An AI agent that can only answer questions is low-risk. An agent that can send an email, move money, delete a record, or call an external system is a different animal entirely — because the moment it can take actions, a single bad decision has real-world consequences. On 2 April 2026, Microsoft released the open-source Agent Governance Toolkit, aimed squarely at that gap. Available for Python, TypeScript, Rust, Go and .NET, it provides what Microsoft calls an “Agent OS” — built around a stateless policy engine that intercepts every agent action before it executes.
What the toolkit actually does
The core idea is refreshingly simple. Rather than trusting an agent to behave well and hoping for the best, you put a checkpoint between the agent’s intention and the action itself. When the agent decides to do something — send that email, hit that API, write that record — the request is intercepted and checked against your policy first. If it passes, it proceeds. If it doesn’t, it’s blocked.
Two design choices make this practical:
- It’s stateless. The policy engine doesn’t have to remember a long history to make a decision; it evaluates each action on its own terms. That keeps it simple to reason about and easier to test.
- It intercepts every action. Coverage is the whole point. A guardrail with gaps is a guardrail an agent will eventually find its way around — usually at the worst possible moment.
- It’s broadly available. Shipping across Python, TypeScript, Rust, Go and .NET means most teams can adopt it without rewriting their stack.
The principle is old and sound: separate the thing that decides from the thing that acts, and check the decision before you let it become an action.
Why even a small team needs this
It’s tempting to assume governance is an enterprise concern — something for organisations with a compliance department and a risk register. That gets it backwards. A large company has layers of process that catch mistakes; a small team often has one person, one script, and no safety net. If your agent can take an action that touches a client, a payment, or a record you’re legally obliged to protect, the blast radius of a mistake is just as real at five people as at five thousand.
For a professional-services firm in particular — handling client money, sensitive files, regulated communications — an unguarded action-taking agent is a liability waiting to happen. A policy layer turns “we trust the model” into “the model can only do what we’ve explicitly allowed,” which is a far more defensible position if a client ever asks how their data is handled.

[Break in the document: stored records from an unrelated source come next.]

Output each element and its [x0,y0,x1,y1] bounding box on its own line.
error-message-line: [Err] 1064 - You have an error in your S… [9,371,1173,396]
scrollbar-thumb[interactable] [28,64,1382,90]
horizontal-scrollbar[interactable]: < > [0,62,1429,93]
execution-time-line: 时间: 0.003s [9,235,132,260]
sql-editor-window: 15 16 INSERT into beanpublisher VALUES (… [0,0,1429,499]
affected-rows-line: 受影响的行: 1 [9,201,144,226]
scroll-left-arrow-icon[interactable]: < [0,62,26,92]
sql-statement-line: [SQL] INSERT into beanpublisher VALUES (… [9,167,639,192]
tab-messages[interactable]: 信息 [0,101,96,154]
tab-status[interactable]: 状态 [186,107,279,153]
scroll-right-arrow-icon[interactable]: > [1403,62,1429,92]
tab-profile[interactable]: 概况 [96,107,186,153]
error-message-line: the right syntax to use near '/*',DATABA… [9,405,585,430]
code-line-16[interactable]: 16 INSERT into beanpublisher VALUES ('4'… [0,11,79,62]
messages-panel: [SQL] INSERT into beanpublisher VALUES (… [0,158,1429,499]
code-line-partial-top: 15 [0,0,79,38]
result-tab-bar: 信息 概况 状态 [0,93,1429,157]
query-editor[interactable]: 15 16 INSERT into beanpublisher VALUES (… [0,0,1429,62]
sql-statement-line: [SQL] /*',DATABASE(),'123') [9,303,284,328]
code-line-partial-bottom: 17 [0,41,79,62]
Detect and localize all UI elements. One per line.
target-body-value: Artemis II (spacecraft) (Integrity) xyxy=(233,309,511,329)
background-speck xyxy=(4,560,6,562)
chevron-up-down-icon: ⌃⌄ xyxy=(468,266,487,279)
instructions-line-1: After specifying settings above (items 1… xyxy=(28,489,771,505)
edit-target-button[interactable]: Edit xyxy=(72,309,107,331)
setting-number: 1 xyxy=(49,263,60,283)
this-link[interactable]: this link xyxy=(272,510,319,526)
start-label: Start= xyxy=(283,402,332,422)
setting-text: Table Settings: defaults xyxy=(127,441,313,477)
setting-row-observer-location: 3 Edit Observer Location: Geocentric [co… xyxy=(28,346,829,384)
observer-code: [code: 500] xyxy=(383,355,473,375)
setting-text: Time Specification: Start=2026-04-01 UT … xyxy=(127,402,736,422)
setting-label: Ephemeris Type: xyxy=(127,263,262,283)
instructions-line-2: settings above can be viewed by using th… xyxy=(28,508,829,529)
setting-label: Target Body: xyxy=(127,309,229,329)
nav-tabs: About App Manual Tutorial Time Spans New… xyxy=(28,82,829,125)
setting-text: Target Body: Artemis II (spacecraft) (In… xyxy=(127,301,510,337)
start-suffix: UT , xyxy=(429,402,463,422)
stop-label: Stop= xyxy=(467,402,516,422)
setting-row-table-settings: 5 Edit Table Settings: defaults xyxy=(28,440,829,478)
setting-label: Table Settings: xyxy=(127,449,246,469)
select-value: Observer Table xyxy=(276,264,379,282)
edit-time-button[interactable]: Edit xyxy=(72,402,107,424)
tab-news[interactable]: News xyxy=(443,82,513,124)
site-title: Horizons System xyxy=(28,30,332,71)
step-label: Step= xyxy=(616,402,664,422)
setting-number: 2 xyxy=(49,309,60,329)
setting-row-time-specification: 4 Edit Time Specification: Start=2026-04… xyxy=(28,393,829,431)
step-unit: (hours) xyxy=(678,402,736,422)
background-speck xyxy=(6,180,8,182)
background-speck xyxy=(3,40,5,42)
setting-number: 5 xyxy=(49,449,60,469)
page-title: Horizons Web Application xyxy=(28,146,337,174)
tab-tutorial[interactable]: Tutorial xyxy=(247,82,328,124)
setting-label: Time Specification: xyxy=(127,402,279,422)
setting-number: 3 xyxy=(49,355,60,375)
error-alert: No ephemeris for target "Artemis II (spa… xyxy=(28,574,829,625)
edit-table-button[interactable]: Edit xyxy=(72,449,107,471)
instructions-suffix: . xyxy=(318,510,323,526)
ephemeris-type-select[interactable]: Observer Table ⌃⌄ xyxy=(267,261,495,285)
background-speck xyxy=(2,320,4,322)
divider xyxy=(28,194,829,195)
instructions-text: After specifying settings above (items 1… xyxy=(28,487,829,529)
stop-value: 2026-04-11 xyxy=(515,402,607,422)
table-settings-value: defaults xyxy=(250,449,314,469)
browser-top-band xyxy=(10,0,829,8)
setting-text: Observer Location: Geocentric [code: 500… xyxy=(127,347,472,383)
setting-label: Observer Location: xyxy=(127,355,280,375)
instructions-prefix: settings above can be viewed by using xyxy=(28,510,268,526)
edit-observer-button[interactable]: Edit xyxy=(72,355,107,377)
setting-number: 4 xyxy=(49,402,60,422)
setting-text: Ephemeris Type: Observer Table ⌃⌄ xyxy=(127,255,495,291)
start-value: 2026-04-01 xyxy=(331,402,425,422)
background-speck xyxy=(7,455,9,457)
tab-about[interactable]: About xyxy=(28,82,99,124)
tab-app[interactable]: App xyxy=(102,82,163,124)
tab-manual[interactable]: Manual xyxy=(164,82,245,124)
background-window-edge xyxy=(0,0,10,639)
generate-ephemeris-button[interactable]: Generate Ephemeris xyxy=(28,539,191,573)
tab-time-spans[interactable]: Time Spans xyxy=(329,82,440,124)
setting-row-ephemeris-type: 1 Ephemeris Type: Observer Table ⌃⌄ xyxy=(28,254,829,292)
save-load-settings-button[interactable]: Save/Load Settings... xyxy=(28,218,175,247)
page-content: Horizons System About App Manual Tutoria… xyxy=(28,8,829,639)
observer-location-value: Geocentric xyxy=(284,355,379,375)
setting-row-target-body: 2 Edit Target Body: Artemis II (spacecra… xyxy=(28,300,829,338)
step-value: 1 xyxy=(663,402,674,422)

What to gate first — without over-engineering
The risk with any governance tool is the opposite failure: wrapping everything in so much policy that the agent can’t do anything useful and your team quietly routes around it. Don’t gate everything. Gate the actions where a mistake actually hurts, and leave the harmless ones alone.
A sensible starting order:
- Anything irreversible — sending external communications, deleting data, issuing payments. These are the actions you can’t take back.
- Anything that touches money or contracts — invoices, refunds, anything that creates a financial or legal obligation.
- Anything that leaves the building — calls to external systems or third parties, especially where client data is involved.
- Leave alone the read-only, internal, easily-reversed actions. Reading a document or drafting text for human review needs no gate.
Start with one rule that blocks the single action you’d least want an agent doing unsupervised, confirm it works, then add rules only as you find real gaps. A short, well-understood policy that the team actually trusts beats an exhaustive one nobody can read.
What this means for a small UK team
For a small UK firm experimenting with agents that do more than chat, the takeaway is to install the guardrail before you need it — not after the near-miss. Put a policy layer in front of any agent that can take real actions, and treat it as non-negotiable infrastructure rather than a nice-to-have. The toolkit’s broad language support means it’ll likely slot into whatever you’re already building with.
Keep the policy itself small and legible to start: one or two rules covering irreversible, money-touching, or data-leaving actions, with a human in the loop on anything sensitive while you build confidence. The goal isn’t to slow the agent down — it’s to make sure that when it acts, it can only act within lines you drew on purpose. That’s the difference between an agent you’ve deployed and an agent you’ve simply let loose.